Sora’s eyes rolled so far this time Whitney couldn’t miss it.
“Just tell me,” He pointed to a spot on the ground beneath the boughs of an aged oak tree. “We should stop here for the night. The ground’s pretty wet so it looks like we’re going to have to snuggle up close to keep warm. Where better to talk?”
“You do remember what I just did to your tunic?”
Whitney glanced down at his bare chest. “Right. I’ll get you some wood.”
“You think I’m going to cut myself again just so you don’t catch a chill?”
Whitney started to respond but Sora’s giggle made him realize she was chiding him. He laughed along with her and began gathering wood.
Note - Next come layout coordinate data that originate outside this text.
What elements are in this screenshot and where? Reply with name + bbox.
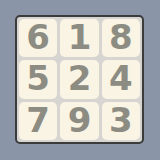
cell-digit: 8 xyxy=(109,20,133,54)
cell-digit: 1 xyxy=(68,20,92,54)
cell-digit: 6 xyxy=(26,20,50,54)
cell-digit: 5 xyxy=(26,61,50,95)
cell-r1c2[interactable]: 4 xyxy=(102,60,140,98)
cell-r1c1[interactable]: 2 xyxy=(60,60,98,98)
cell-r1c0[interactable]: 5 xyxy=(19,60,57,98)
cell-digit: 3 xyxy=(109,103,133,137)
cell-r2c1[interactable]: 9 xyxy=(60,102,98,140)
cell-r2c0[interactable]: 7 xyxy=(19,102,57,140)
number-grid-board: 6 1 8 5 2 4 7 9 3 xyxy=(15,15,144,144)
cell-r2c2[interactable]: 3 xyxy=(102,102,140,140)
cell-digit: 9 xyxy=(68,103,92,137)
cell-digit: 4 xyxy=(109,61,133,95)
cell-r0c0[interactable]: 6 xyxy=(19,19,57,57)
cell-r0c2[interactable]: 8 xyxy=(102,19,140,57)
cell-r0c1[interactable]: 1 xyxy=(60,19,98,57)
cell-digit: 2 xyxy=(68,61,92,95)
cell-digit: 7 xyxy=(26,103,50,137)
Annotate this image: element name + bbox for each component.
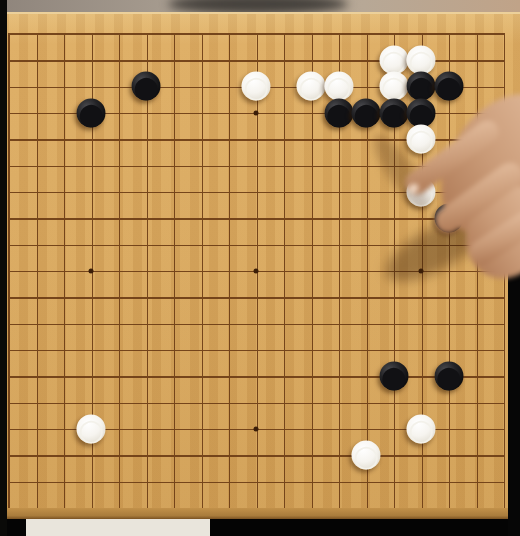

“What are you doing?” she asked.
“Helping you start a fire.”
“You really don’t understand how this works, do you?”
She stood and searched the ground until she found a spot in between two thick, fallen branches. She squeezed her hand into a fist until a droplet of blood dripped to the earth from her last cut. She murmured something in some foreign language and fire sprung from the wet dirt.
She plopped down and waved her hand through the spikes of flame. It reached out for her palm as if she were controlling it, keeping it from spreading to the boughs of the tree above.
Whitney took a step back, aghast. He’d seen magic before. Most humans weren't adept at it, and dwarves never were, but he’d seen more insane miracles than making a fire. He imagined his amazement was more over the fact that it was Sora. He’d always hoped he could learn a trick or two, but not everyone was born attuned to Elsewhere, the shadow realm filled with demons, spirits, and far worse which Iam created for them after the God Feud.
“Okay.” Whitney plopped down by the fire. “You’re seriously going to have to tell me where you learned that.”
“Troborough,” she answered as if that should be expected.